Rather than go that route, I decided to create a pet cemetery to compliment (and maybe contrast) his display. Our neighborhood gets a fair amount of ToTers so I think it is a good location to create a fun haunt.

I'm thinking small this year (but dreaming BIG) and planning for only a few custom pieces/props. I will be creating an owl with blinking eyes that follow you as you walk by, a bronze rooster on a pedestal, and a few tombstones. As I build each prop I'll create a thread in the props forum.

The name 'Golden Cedars' comes, appropriately enough, from the four Golden Deodar Cedars along our fence. I have spent much time and sweat creating a round stones and concrete pavers border along each of our planting beds out front where the display will be. This has created a nice path through our yard, which I hope will be an asset in laying out the haunt. 
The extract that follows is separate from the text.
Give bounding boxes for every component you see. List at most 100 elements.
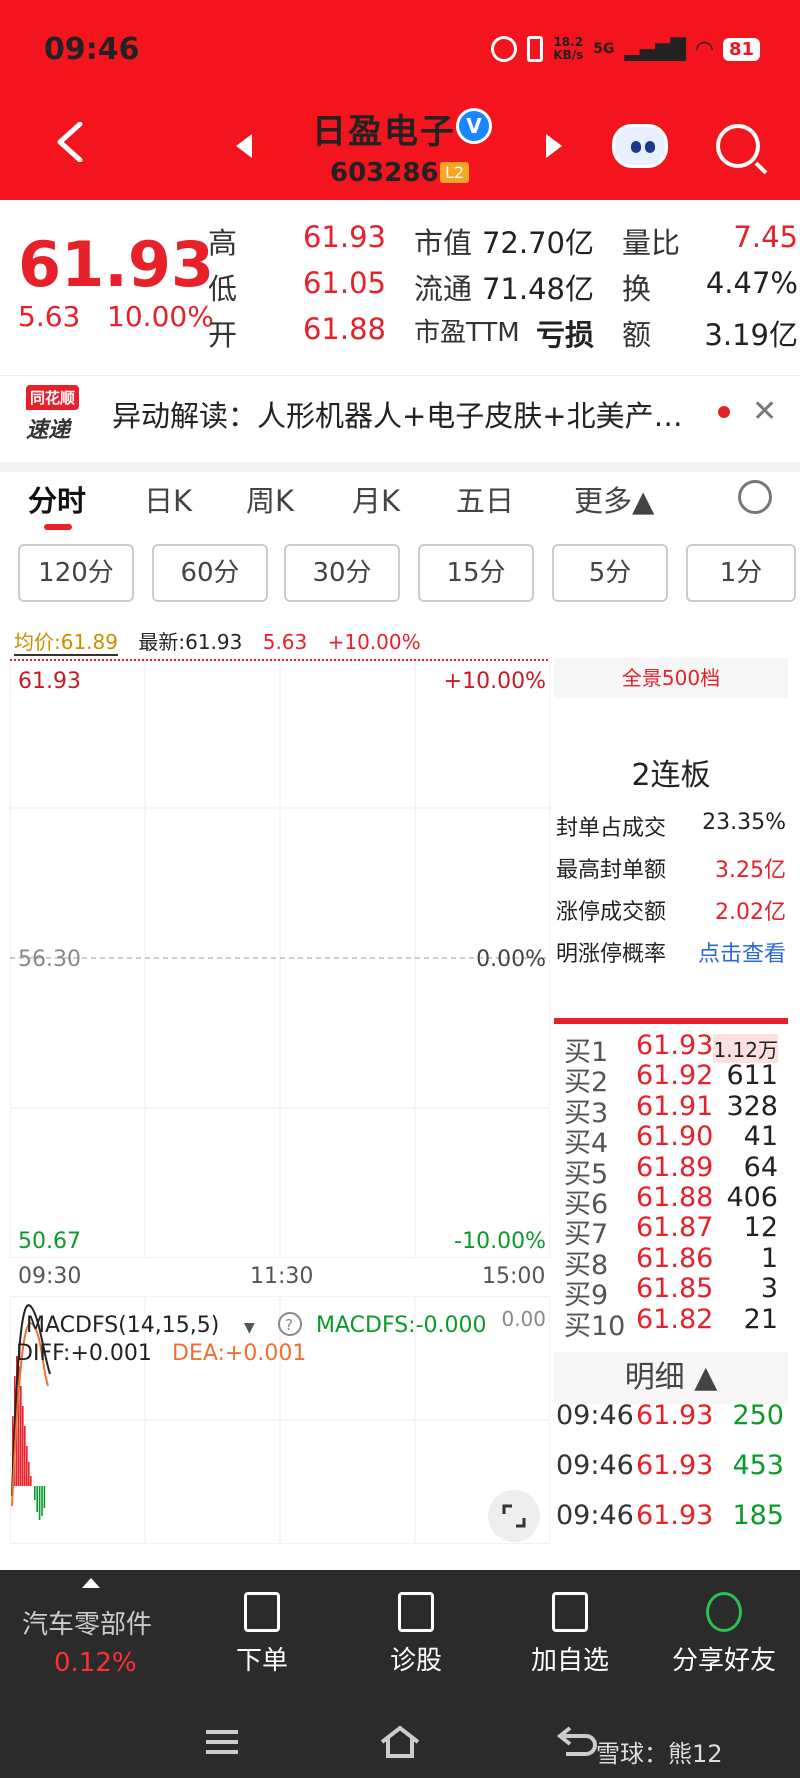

I really hope some day that ToTers will be able to walk through the haunt and, at some point, get a little creeped out. But otherwise I don't plan on having too many 'jump-out-and-get-you' scares...maybe one or two. The idea is to create a spooky environment with clever and humorous tombstones and sight gags, mostly. For me it will be another creative outlet I can share with my kids and neighbors.

Thanks for reading!

Galen


----------